Victimes des nouveaux droits de douane américains allant jusqu’à 50%, plusieurs pays africains pourraient se détourner des États-Unis pour renforcer leurs liens avec la Chine, avertit l’économiste Carlos Lopes
La nouvelle offensive protectionniste américaine lancée par Donald Trump risque de redessiner la carte des alliances commerciales africaines, selon Le Monde. « On punit les partenaires engagés dans des relations commerciales plutôt ouvertes et favorables avec les États-Unis, ce qui ne fera qu’accélérer leur réorientation vers d’autres puissances commerciales, notamment la Chine », prédit Carlos Lopes, économiste bissau-guinéen et professeur à l’université du Cap.
Dans cette guerre commerciale mondiale, certains pays africains subissent des taxes particulièrement sévères : le Lesotho se voit imposer des droits de douane de 50%, Madagascar 47%, Maurice 40%, le Botswana 37%, l’Angola 32%, la Libye 31%, ainsi que l’Algérie et l’Afrique du Sud à 30%. Une politique qui, selon Carlos Lopes cité par Le Monde, « s’attaque aux pays qui ont un excédent commercial avec les États-Unis, sans tenir compte de leur niveau de développement ni de la structure de leurs économies ».
Pour le Lesotho, petit royaume montagneux avec un PIB par habitant inférieur à 920 dollars en 2023, le coup est particulièrement rude. Donald Trump avait d’ailleurs qualifié ce pays de nation « dont personne n’a jamais entendu parler » lors d’une intervention au Congrès en mars.
L’avenir de l’African Growth and Opportunity Act (AGOA), qui permet depuis 2000 à une trentaine de pays africains d’exporter vers les États-Unis en franchise de taxes, semble compromis. Ce dispositif doit expirer en septembre et « rares sont ceux à parier sur sa prolongation », indique Le Monde.
Face à cette situation, l’Afrique du Sud, principal exportateur africain vers les États-Unis, s’inquiète pour ses emplois, notamment dans le secteur automobile.
Son président Cyril Ramaphosa a « aussitôt plaidé pour la négociation d’un nouvel accord commercial bilatéral mutuellement bénéfique », dans un contexte déjà tendu par des accusations américaines concernant une politique foncière prétendument anti-blanche.
L’impact économique direct devrait toutefois rester « limité » pour le continent selon David Omojomolo, analyste chez Capital Economics, cité par Le Monde.

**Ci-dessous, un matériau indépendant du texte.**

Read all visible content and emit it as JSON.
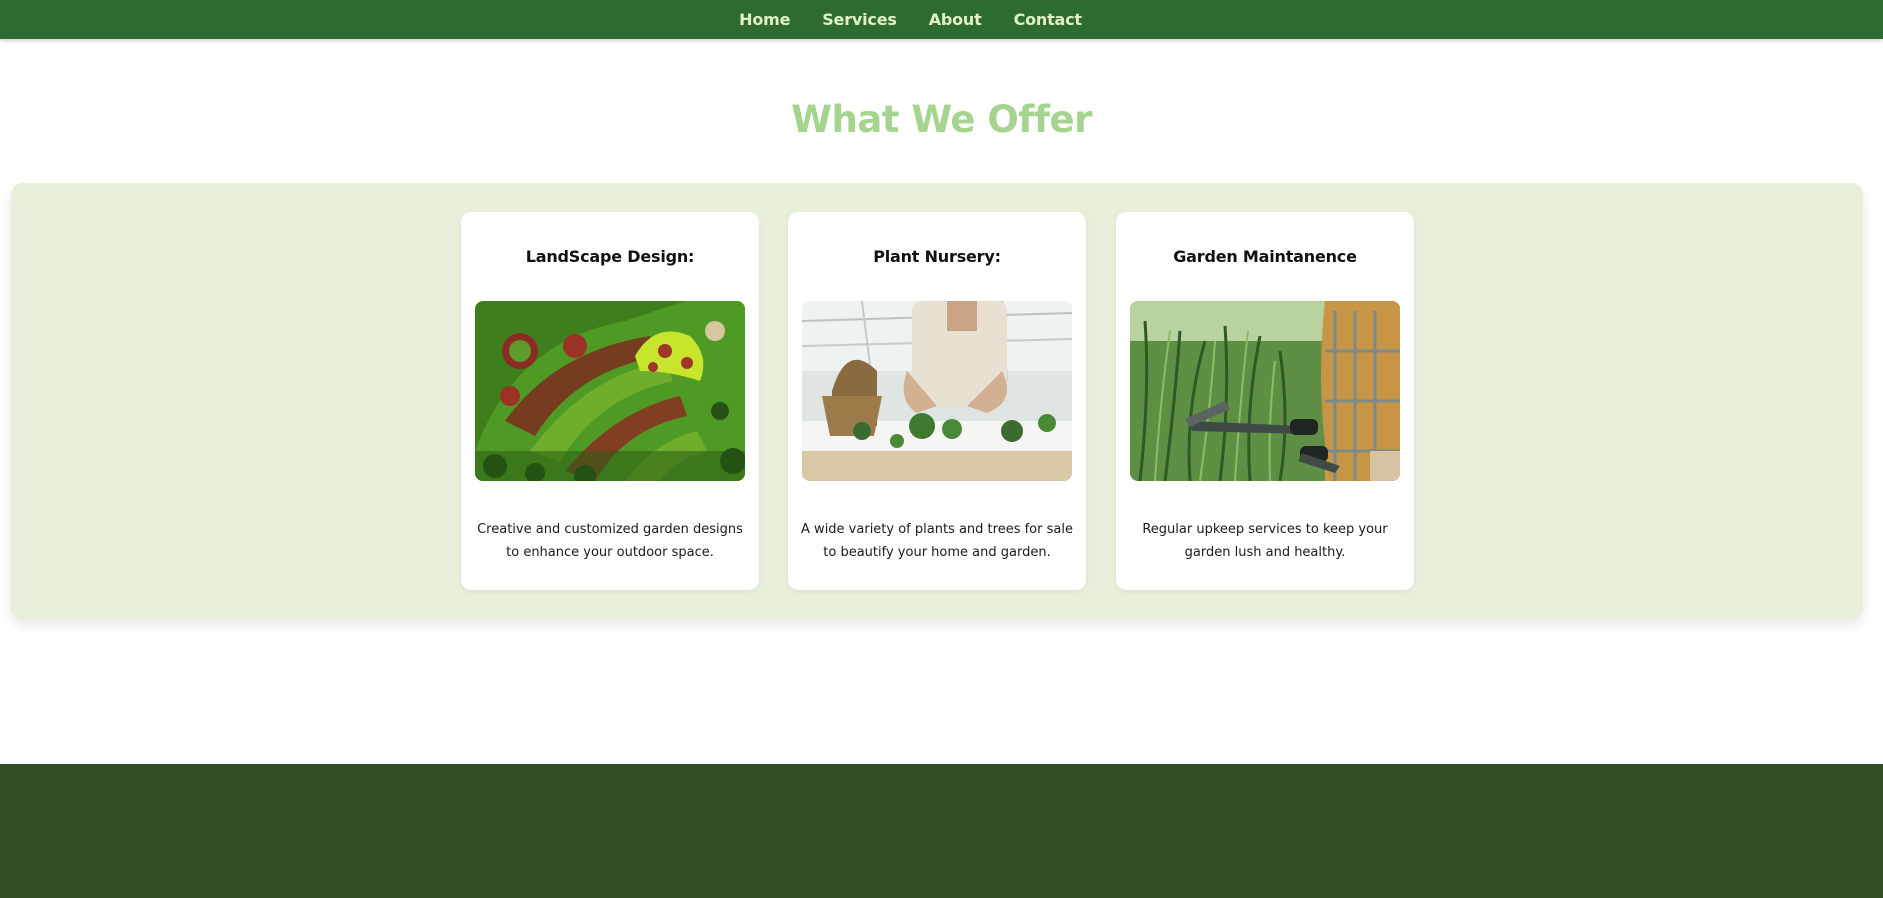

Les importations américaines en provenance d’Afrique, 39 milliards de dollars en 2024, équivalent à peine « à ce que les États-Unis importent du Canada en un seul mois ». De plus, le pétrole, le gaz et certains minerais stratégiques sont exemptés de ces taxes.
Les effets indirects pourraient néanmoins être significatifs. Thomas Melonio, chef économiste de l’Agence française de développement, évoque dans Le Monde le risque d’une baisse des prix des matières premières et d’une « remontée des taux, ce qui aurait des conséquences sur la capacité des États africains à lever des capitaux ».
Dans cette reconfiguration des relations commerciales, la Chine, qui dispose déjà « d’un net coup d’avance » sur le continent, apparaît comme le principal bénéficiaire potentiel de l’affaiblissement de l’influence américaine.